Teta, susto y las hijas del terror

Rocío Silva Santisteban

El Oso de Oro no es chancay de a medio: se trata de uno de los premios más importantes del cine mundial. Y punto. Por eso es verdaderamente trascendente que una película peruana se haya llevado la estatuilla. Claudia Llosa y Magaly Solier, ambas peruanísimas y tan diferentes, han lucido espectaculares en los escenarios alemanes y la segunda se metió el público al bolsillo cantando quedamente en quechua una canción de su propia firma. ¡Extraordinario!

Pero eso sí, con su propio esfuerzo, su propio peculio y apoyo muy focalizado del Estado peruano a través de CONACINE, que es en realidad el fruto de la persistencia de cineastas entusiastas como Rosa María Oliart y Emilio Moscoso, quienes en la actualidad son el cerebro, corazón e hígado (no sé en qué orden) del organismo estatal. CONACINE es fruto de la constancia de los cineastas en reclamar lo precariamente indispensable para empezar a apuntalar un cine peruano, que no solo es el espacio donde se organizan los imaginarios nacionales y las aspiraciones de la comunidad imaginada que somos, sino que también puede ser ¡un buen negocio! Por eso llama la atención que las políticas culturales referidas al cine –y ya no digo a los libros, ni al fomento de la lectura o a las artes escénicas– como es la reclamada Ley de Cinematografía esté durmiendo el sueño de los justos. Más papa al caldo, como dijo Llosa, pero caldo hecho con una buena receta.

A su vez el nudo de la película pone en agenda otros asuntos de especial trascendencia. Obviamente no puedo comentar una película que no he visto, solo puedo hablar del “tema” de la misma: las historias de las hijas del terror. Se trata pues de la narración de Fausta, quien ha “mamado de la leche materna” no el quechua, como lo hizo y contó el Inca Garcilaso en sus Comentarios Reales, sino el miedo. El pánico ante el acercamiento al varón. Un miedo que la convierte en un ser “sin alma”, seco, triste, ido… Y copio aquí parte de la sinopsis de la película que aparece en la página oficial: “Ahora la súbita muerte de su madre la obligará a enfrentarse a sus miedos y al secreto que oculta en su interior: ella se ha introducido una patata en la vagina, como escudo, como un protector, y piensa que así nadie se atreverá a tocarla”.

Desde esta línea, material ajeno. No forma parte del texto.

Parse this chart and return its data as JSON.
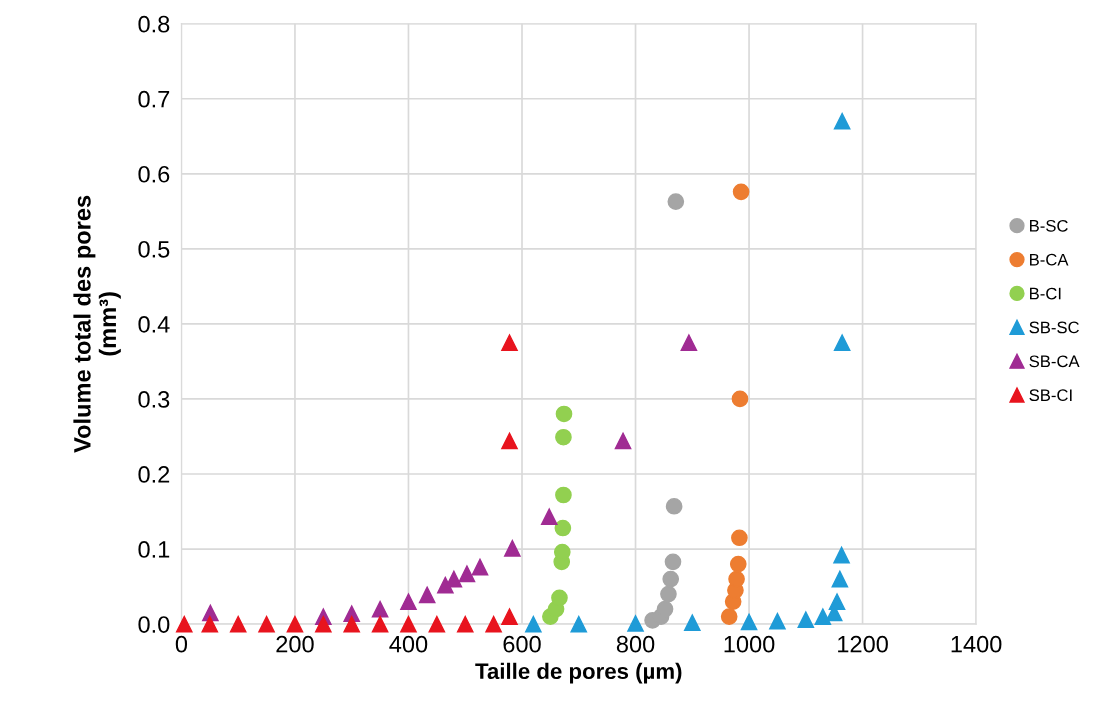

La historia es delicada: el tema es trascendental porque las mujeres de nuestro país, tanto las que fueron convertidas en carne de cañón como las que también portaron armas, han sido en un alto porcentaje violadas. Por ambos lados –desde las fuerzas del orden y desde los grupos subversivos– las mujeres fueron sometidas, humilladas, doblegadas, oprimidas y avasalladas. ¿Por qué? Porque el cuerpo de la mujer, desde los primeros enfrentamientos humanos, ha sido motivo de caza, de pelea, de discusión pero, sobre todo, botín de guerra y ensañamiento con el enemigo.

La guerra es una competencia básicamente masculina –no me enorgullece que ahora las mujeres puedan ser militares– y desde el principio de los siglos, desde la Guerra de Troya hasta la última masacre de Gaza, los cuerpos de las mujeres han sufrido las huellas del poder. El poder usa los cuerpos para hacer surtir sus efectos más perversos. Y eso es algo que ha sucedido acá en el Perú y, así como Fausta, hay muchas mujeres, “señoritas” como señaló Giorgina Gamboa en su testimonio ante la Comisión de la Verdad, hijas de otras “señoritas” de los años 80, que son el producto de violaciones en serie o de violaciones múltiples. Hay miles de mujeres que han sido maltratadas y vejadas y que ahora no tienen a quién contarle sus penas, con quién trabajar el trauma, ni siquiera tienen posibilidades mínimamente dignas para sus hijas. Ellas no solo requieren reparación económica o simbólica, sino, sobre todo, exigen un espacio equitativo y digno en algún lugar de la nación.